The demolition of the old Guilford County Department of Mental Health building on the corner of North Eugene Street and West Friendly Avenue in downtown Greensboro is set to begin this week.
The Greensboro City Council approved a contract with D.H. Griffin to demolish the building in October 2021.
While it may seem odd for the City of Greensboro to be demolishing a Guilford County building that until recently housed the Sandhills Center mental health facility for Guilford County, in 2019, as part of a complicated land transaction that involved Guilford County, the City of Greensboro and The Carroll Companies (which owns the Rhino Times), Greensboro bought the building with the intention of tearing it down.

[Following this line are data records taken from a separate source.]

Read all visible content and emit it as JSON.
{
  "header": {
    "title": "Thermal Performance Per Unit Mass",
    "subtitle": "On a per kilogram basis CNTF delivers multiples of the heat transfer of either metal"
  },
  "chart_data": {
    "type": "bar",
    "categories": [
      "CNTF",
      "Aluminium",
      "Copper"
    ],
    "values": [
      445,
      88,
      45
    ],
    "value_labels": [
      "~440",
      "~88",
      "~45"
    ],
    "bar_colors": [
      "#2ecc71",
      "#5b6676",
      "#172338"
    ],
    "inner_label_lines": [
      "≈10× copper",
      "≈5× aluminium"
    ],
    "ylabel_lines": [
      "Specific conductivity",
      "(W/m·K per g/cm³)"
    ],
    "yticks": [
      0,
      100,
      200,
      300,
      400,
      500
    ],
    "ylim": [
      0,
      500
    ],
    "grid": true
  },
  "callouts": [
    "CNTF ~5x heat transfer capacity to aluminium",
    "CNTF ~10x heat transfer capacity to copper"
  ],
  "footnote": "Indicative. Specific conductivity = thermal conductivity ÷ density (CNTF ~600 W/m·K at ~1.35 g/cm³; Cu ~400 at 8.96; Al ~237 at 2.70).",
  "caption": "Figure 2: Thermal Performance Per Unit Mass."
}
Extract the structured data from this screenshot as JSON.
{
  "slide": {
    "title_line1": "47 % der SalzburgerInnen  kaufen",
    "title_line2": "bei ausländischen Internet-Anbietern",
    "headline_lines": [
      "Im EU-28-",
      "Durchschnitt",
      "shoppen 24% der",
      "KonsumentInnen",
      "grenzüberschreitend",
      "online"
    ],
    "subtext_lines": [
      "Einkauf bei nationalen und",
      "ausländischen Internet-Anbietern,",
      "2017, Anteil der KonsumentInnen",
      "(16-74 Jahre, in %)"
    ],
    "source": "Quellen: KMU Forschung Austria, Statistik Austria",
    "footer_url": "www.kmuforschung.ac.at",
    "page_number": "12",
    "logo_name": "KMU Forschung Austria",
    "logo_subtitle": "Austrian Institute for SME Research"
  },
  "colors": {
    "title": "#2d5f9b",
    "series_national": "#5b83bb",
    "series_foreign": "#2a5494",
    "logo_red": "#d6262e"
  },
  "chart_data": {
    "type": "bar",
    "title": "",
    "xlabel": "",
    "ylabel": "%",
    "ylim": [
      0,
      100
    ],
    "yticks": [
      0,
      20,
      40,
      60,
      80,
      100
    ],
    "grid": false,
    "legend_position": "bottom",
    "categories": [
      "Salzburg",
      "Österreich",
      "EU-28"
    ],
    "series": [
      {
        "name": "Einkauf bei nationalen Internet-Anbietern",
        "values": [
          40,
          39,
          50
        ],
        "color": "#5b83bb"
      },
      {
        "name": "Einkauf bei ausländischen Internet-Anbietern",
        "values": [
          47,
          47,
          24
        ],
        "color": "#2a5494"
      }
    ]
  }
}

The real estate transaction included The Carroll Companies providing some of the land that Greensboro needed to build the North Eugene Street parking deck and Greensboro, after purchasing the old mental health building from the county, agreed to lease it back to the county for $1 a year and not to demolish it for two years.

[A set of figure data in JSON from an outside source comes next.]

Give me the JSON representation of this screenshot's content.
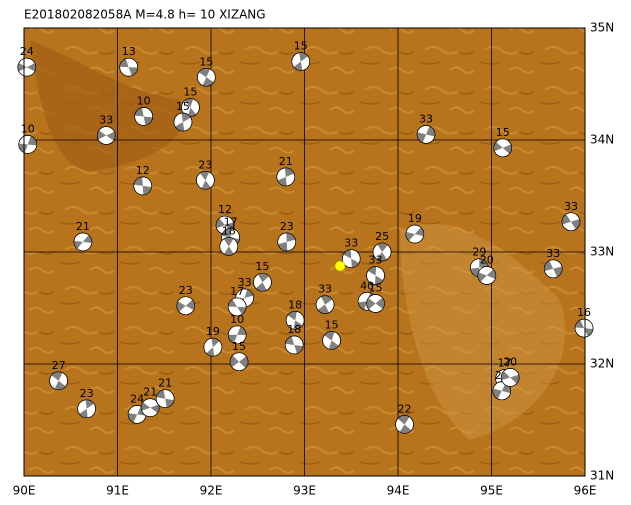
{
  "map": {
    "title": "E201802082058A M=4.8 h= 10 XIZANG",
    "lonlim": [
      90,
      96
    ],
    "latlim": [
      31,
      35
    ],
    "xticks": [
      {
        "value": 90,
        "label": "90E"
      },
      {
        "value": 91,
        "label": "91E"
      },
      {
        "value": 92,
        "label": "92E"
      },
      {
        "value": 93,
        "label": "93E"
      },
      {
        "value": 94,
        "label": "94E"
      },
      {
        "value": 95,
        "label": "95E"
      },
      {
        "value": 96,
        "label": "96E"
      }
    ],
    "yticks": [
      {
        "value": 31,
        "label": "31N"
      },
      {
        "value": 32,
        "label": "32N"
      },
      {
        "value": 33,
        "label": "33N"
      },
      {
        "value": 34,
        "label": "34N"
      },
      {
        "value": 35,
        "label": "35N"
      }
    ],
    "grid": true,
    "epicenter": {
      "lon": 93.38,
      "lat": 32.875,
      "color": "#ffff00"
    },
    "events": [
      {
        "lon": 90.03,
        "lat": 34.65,
        "label": 24
      },
      {
        "lon": 91.12,
        "lat": 34.65,
        "label": 13
      },
      {
        "lon": 91.95,
        "lat": 34.56,
        "label": 15
      },
      {
        "lon": 92.96,
        "lat": 34.7,
        "label": 15
      },
      {
        "lon": 90.04,
        "lat": 33.96,
        "label": 10
      },
      {
        "lon": 90.88,
        "lat": 34.04,
        "label": 33
      },
      {
        "lon": 91.28,
        "lat": 34.21,
        "label": 10
      },
      {
        "lon": 91.78,
        "lat": 34.29,
        "label": 15
      },
      {
        "lon": 91.7,
        "lat": 34.16,
        "label": 15
      },
      {
        "lon": 94.3,
        "lat": 34.05,
        "label": 33
      },
      {
        "lon": 95.12,
        "lat": 33.93,
        "label": 15
      },
      {
        "lon": 91.27,
        "lat": 33.59,
        "label": 12
      },
      {
        "lon": 91.94,
        "lat": 33.64,
        "label": 23
      },
      {
        "lon": 92.8,
        "lat": 33.67,
        "label": 21
      },
      {
        "lon": 90.63,
        "lat": 33.09,
        "label": 21
      },
      {
        "lon": 92.15,
        "lat": 33.24,
        "label": 12
      },
      {
        "lon": 92.21,
        "lat": 33.13,
        "label": 17
      },
      {
        "lon": 92.19,
        "lat": 33.05,
        "label": 18
      },
      {
        "lon": 92.81,
        "lat": 33.09,
        "label": 23
      },
      {
        "lon": 94.18,
        "lat": 33.16,
        "label": 19
      },
      {
        "lon": 95.85,
        "lat": 33.27,
        "label": 33
      },
      {
        "lon": 93.5,
        "lat": 32.94,
        "label": 33
      },
      {
        "lon": 93.83,
        "lat": 33.0,
        "label": 25
      },
      {
        "lon": 94.87,
        "lat": 32.86,
        "label": 29
      },
      {
        "lon": 94.95,
        "lat": 32.79,
        "label": 20
      },
      {
        "lon": 95.66,
        "lat": 32.85,
        "label": 33
      },
      {
        "lon": 93.76,
        "lat": 32.79,
        "label": 33
      },
      {
        "lon": 92.55,
        "lat": 32.73,
        "label": 15
      },
      {
        "lon": 92.36,
        "lat": 32.59,
        "label": 33
      },
      {
        "lon": 91.73,
        "lat": 32.52,
        "label": 23
      },
      {
        "lon": 92.28,
        "lat": 32.51,
        "label": 17
      },
      {
        "lon": 92.9,
        "lat": 32.39,
        "label": 18
      },
      {
        "lon": 93.22,
        "lat": 32.53,
        "label": 33
      },
      {
        "lon": 93.67,
        "lat": 32.56,
        "label": 40
      },
      {
        "lon": 93.76,
        "lat": 32.54,
        "label": 15
      },
      {
        "lon": 95.99,
        "lat": 32.32,
        "label": 16
      },
      {
        "lon": 93.29,
        "lat": 32.21,
        "label": 15
      },
      {
        "lon": 92.02,
        "lat": 32.15,
        "label": 19
      },
      {
        "lon": 92.28,
        "lat": 32.26,
        "label": 10
      },
      {
        "lon": 92.3,
        "lat": 32.02,
        "label": 15
      },
      {
        "lon": 92.89,
        "lat": 32.17,
        "label": 18
      },
      {
        "lon": 90.37,
        "lat": 31.85,
        "label": 27
      },
      {
        "lon": 90.67,
        "lat": 31.6,
        "label": 23
      },
      {
        "lon": 91.21,
        "lat": 31.55,
        "label": 24
      },
      {
        "lon": 91.35,
        "lat": 31.61,
        "label": 21
      },
      {
        "lon": 91.51,
        "lat": 31.69,
        "label": 21
      },
      {
        "lon": 94.07,
        "lat": 31.46,
        "label": 22
      },
      {
        "lon": 95.14,
        "lat": 31.87,
        "label": 17
      },
      {
        "lon": 95.11,
        "lat": 31.76,
        "label": 20
      },
      {
        "lon": 95.2,
        "lat": 31.88,
        "label": 20
      }
    ]
  }
}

The agreement between The Carroll Companies and Greensboro called for the city to demolish the building before turning the land over to The Carroll Companies.
Some longtime Greensboro residents still refer to the building as the Sears and Roebuck building, since it began its life as a Sears store after, what was at the time, a controversial land sale.

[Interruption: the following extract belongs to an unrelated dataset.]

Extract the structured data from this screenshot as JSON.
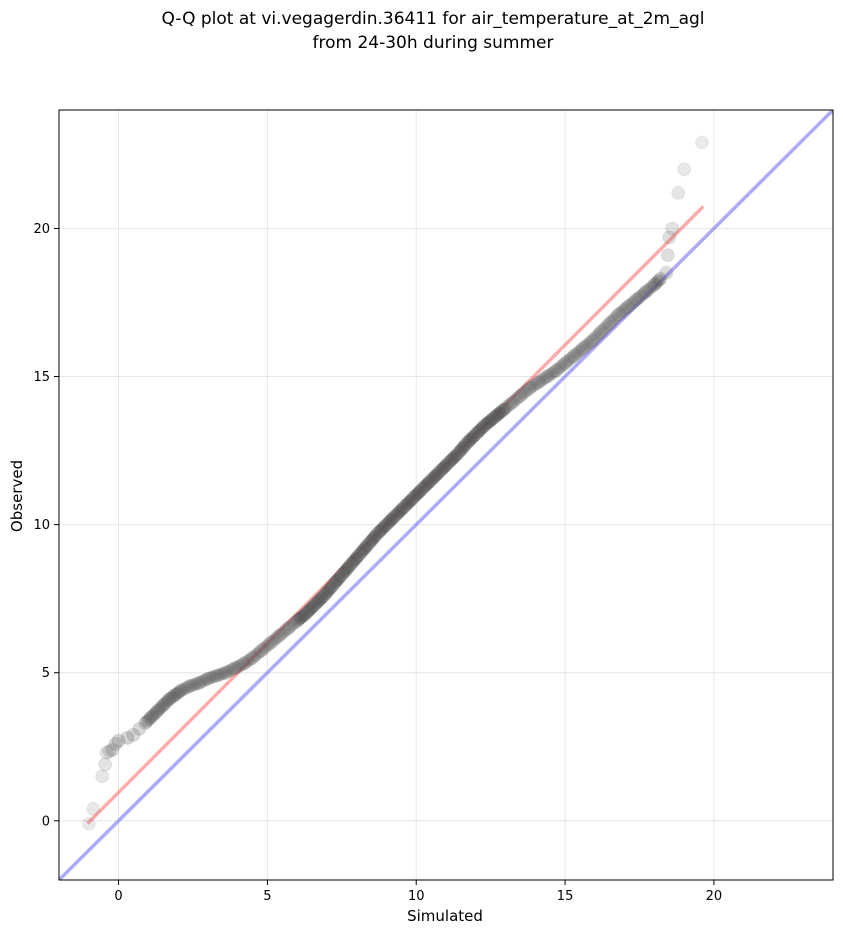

The demolition of the old mental health/Sears building is expected to be completed by June, which will clear the site for a mixed-use development, Carroll Ballpark South, planned by Roy Carroll, the president and owner of The Carroll Companies.
When Carroll Ballpark South was announced in 2019, the estimated cost of the project, which would include a hotel, meeting and office space, apartments and ground floor retail, was estimated at $140 million.
The plans for Carroll Ballpark South call for it to wrap around the city parking garage with frontage on Bellemeade Street, North Eugene Street and West Friendly Avenue.
My uncle worked for Allstate, and had a booth there. My parents bought their first TV there in 1949. It was a 12″ octagonal screen. You needed to sit nearby to constantly adjust the horizontal & vertical, that was my job. We got 1 or 2 stations.
What a waste! That was Sears & Roebuck when I was a child. Before that, it was owned by the VanNoppen family, whose kin was Judge Leonard VanNoppen ( who never said “not guilty”) Hate to see it go, but what the heck, nothing stays the same but hate, prejudice, racism and idiots.
When they are finished there then they can go on down to the Woolworth building really be a cost savings to the taxpayers
Remember your words when a mentally challenged person invades your home and attacks you with a box cutter because there is no place for them to get emergency psychological services.
For the low information person, https://www.guilfordcountync.gov/services/guilford-county-behavioral-health-centers. I think Guilford County has that covered. Of course if someone breaks into my house with a box cutter I think I have the proper response and there will be no need for county behavioral health services.
Just send them to my house with a box cutter there will be no need for psychological services.